Looks great! Do you have water filter for water part and bulkhead? I see Zoomed has a new Paludarium wad thinking of trying it with hour glass frogs.


----------



## gotfrogs (Nov 15, 2008)

Cakers said:


> Looks great! Do you have water filter for water part and bulkhead? I see Zoomed has a new Paludarium wad thinking of trying it with hour glass frogs.




Yes, I have an oversized filter on the setup. See the first post in the thread.


----------



## Betta132 (May 12, 2012)

Corydoras catfish are social. If you don't have the room for a shoal, get rid of the one. 

Careful with that Nepenthes. They're great, but they can grow fairly large. Make sure its pitchers never get large enough that a frog could fit through the rim. If it starts getting too large, you can acclimate it to live as a houseplant, that's one of the hardier neps. I have one that grows happily as a houseplant over a saucer with some water in it for humidity.


----------



## chuckfa (Aug 13, 2018)

Nice job!! Can you share the 3-D printer sketch file for the orchid planters?


----------



## Heartagramtc (Jul 24, 2011)

gotfrogs said:


> I added 44lbs of shrimp stratum substrate to the tank.


Can you tell me how you made the substrate barrier? I'm planning on redoing a tank and I really like the look.


----------



## gotfrogs (Nov 15, 2008)

I am overdue for an update. The two monkey tree frogs are enjoying their home.


----------



## gotfrogs (Nov 15, 2008)

Heartagramtc said:


> Can you tell me how you made the substrate barrier? I'm planning on redoing a tank and I really like the look.



Sorry for not getting back to you!
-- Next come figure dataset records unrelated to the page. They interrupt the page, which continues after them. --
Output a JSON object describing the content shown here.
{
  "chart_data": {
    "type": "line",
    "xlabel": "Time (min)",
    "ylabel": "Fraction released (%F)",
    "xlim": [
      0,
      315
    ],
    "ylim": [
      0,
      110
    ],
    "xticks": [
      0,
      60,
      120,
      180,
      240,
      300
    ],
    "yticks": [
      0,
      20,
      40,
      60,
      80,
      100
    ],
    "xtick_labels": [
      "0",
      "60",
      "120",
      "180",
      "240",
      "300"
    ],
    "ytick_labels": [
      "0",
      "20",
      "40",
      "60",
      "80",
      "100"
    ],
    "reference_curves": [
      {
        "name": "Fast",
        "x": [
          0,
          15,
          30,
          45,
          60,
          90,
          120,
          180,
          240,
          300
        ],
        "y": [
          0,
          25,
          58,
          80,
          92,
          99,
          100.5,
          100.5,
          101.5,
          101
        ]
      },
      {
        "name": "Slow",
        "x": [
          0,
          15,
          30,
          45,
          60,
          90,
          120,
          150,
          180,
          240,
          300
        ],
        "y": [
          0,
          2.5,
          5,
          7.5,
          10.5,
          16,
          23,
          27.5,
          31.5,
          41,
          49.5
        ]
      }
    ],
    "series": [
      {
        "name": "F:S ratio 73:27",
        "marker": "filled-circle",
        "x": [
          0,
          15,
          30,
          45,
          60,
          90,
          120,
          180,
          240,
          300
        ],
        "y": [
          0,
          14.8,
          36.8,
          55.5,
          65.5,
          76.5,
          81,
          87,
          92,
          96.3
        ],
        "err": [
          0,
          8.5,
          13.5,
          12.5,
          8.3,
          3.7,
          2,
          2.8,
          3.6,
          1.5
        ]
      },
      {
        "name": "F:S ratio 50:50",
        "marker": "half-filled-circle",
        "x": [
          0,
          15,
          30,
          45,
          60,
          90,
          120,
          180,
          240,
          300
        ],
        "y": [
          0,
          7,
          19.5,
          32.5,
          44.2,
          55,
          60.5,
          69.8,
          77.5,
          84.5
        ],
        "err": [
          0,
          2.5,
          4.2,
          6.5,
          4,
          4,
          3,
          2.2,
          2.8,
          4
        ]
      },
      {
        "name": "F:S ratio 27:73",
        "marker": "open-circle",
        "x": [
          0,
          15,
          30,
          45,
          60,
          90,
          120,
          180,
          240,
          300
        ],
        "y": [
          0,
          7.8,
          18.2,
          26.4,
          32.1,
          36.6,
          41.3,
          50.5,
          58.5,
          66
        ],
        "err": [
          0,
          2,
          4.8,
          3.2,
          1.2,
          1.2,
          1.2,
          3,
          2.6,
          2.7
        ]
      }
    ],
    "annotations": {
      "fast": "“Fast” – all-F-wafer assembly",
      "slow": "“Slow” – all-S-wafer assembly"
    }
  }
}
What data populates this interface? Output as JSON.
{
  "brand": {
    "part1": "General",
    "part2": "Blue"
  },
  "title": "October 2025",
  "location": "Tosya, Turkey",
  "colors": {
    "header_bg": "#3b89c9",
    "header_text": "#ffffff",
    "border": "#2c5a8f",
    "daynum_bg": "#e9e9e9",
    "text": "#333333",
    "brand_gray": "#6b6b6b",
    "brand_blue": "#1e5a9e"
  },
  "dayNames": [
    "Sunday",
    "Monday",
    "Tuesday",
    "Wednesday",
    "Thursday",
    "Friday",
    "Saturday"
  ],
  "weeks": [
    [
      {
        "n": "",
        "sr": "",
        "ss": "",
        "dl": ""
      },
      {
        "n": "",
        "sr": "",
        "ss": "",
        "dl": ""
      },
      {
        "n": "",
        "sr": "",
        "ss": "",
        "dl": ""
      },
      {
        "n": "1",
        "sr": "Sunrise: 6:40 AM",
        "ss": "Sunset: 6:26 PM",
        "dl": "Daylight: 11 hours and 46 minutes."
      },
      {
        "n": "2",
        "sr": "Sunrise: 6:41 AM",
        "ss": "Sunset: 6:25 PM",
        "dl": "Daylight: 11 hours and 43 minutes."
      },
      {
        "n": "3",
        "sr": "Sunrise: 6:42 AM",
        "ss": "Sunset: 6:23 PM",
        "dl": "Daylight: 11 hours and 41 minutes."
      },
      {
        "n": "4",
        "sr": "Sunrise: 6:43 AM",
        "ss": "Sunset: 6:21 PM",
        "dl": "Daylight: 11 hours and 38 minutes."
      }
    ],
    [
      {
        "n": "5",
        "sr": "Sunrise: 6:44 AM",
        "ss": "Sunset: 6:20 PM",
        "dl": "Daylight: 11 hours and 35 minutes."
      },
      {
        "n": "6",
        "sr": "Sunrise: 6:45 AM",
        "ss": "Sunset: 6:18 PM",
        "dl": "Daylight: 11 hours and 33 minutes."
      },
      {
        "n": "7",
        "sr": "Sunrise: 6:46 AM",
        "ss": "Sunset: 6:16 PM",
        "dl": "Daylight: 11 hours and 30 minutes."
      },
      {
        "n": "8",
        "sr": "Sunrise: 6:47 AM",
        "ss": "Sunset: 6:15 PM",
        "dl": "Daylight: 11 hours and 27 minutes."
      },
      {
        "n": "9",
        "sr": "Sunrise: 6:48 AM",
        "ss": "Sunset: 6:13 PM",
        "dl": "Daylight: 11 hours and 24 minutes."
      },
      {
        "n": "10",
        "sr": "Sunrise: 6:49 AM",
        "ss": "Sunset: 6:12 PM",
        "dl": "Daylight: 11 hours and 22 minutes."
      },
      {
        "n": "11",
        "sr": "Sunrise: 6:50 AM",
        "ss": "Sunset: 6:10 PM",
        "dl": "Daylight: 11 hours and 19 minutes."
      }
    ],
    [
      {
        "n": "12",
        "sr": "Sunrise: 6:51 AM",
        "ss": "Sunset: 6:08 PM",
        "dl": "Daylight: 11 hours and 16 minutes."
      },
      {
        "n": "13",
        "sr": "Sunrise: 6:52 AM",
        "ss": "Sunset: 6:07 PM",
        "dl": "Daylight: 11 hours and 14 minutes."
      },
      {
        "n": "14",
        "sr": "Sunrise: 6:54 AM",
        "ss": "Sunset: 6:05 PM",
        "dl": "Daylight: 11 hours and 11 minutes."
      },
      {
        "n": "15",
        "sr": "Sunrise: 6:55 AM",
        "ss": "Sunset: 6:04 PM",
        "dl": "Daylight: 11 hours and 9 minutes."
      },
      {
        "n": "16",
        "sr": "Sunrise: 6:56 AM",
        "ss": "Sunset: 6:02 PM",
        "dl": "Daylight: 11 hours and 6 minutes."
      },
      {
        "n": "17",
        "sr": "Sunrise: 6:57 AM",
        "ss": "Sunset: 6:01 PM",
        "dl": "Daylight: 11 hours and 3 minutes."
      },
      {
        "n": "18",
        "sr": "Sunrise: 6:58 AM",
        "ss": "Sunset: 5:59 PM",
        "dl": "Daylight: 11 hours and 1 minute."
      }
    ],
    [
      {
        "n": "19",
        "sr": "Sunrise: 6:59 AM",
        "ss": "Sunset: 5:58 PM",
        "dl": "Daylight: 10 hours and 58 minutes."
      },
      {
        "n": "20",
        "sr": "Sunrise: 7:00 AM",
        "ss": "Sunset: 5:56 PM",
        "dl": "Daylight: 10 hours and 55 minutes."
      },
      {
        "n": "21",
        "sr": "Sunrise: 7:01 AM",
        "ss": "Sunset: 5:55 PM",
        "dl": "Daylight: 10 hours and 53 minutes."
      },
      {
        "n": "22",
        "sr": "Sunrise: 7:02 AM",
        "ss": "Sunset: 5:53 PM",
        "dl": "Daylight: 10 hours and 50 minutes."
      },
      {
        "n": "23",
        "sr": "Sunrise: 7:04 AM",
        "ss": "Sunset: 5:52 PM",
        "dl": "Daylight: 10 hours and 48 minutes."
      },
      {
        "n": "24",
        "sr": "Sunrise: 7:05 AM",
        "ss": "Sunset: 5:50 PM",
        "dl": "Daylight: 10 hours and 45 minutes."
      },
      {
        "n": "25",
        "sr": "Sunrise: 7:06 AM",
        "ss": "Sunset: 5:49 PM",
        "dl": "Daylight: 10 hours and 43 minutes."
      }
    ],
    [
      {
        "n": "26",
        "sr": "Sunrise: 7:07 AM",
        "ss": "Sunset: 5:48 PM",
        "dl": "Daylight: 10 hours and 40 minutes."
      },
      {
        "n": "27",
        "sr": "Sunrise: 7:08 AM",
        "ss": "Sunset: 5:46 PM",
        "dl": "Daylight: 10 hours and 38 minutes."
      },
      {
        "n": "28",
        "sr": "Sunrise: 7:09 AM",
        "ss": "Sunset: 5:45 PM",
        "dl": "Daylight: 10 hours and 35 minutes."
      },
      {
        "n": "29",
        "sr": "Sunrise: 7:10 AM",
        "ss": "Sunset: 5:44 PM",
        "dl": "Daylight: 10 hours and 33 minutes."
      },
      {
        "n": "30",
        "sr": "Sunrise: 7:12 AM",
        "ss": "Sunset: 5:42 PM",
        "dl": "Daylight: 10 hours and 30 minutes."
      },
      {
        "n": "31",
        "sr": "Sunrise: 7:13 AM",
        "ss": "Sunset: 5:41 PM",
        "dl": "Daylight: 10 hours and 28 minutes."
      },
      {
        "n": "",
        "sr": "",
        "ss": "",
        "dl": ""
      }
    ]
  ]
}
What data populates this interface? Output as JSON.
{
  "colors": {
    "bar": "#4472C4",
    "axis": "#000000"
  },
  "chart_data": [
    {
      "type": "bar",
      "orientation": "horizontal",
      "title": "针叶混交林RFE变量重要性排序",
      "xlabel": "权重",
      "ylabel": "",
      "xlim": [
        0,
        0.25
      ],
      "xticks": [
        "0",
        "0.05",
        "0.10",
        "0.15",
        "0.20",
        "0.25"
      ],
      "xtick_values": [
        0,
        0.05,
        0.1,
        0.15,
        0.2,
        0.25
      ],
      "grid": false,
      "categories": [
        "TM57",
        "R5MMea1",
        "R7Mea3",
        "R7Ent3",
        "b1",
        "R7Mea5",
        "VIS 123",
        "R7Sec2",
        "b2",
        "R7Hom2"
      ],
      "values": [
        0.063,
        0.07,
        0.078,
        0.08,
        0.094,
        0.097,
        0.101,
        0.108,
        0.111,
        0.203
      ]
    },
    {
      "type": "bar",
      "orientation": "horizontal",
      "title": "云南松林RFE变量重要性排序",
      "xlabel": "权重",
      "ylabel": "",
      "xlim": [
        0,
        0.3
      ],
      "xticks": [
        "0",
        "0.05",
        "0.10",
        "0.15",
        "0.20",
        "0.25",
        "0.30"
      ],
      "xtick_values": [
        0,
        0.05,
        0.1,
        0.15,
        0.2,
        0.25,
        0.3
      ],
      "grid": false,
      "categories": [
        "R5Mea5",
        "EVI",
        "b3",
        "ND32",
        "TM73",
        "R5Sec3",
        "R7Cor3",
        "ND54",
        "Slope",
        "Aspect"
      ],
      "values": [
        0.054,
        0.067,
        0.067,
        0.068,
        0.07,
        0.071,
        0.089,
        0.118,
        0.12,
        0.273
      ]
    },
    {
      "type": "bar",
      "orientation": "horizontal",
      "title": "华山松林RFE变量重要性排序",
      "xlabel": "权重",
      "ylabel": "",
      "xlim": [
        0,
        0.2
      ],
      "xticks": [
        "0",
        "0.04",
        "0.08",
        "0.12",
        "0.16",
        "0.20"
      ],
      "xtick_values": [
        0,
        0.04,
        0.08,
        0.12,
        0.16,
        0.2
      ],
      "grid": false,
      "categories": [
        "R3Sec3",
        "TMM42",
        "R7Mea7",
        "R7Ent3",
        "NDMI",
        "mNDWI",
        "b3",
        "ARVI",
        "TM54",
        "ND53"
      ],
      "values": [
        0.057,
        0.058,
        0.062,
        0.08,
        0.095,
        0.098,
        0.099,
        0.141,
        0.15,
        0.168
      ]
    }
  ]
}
I used EpiWeb panels that I cut in strips, stacked and secured with black silicone. It has held up well.


----------



## gotfrogs (Nov 15, 2008)

chuckfa said:


> Nice job!! Can you share the 3-D printer sketch file for the orchid planters?


Here you go: https://www.thingiverse.com/thing:2866054


----------



## Socratic Monologue (Apr 7, 2018)

gotfrogs said:


> I am overdue for an update. The two monkey tree frogs are enjoying their home.


I see you started with tincs. Why the change?


----------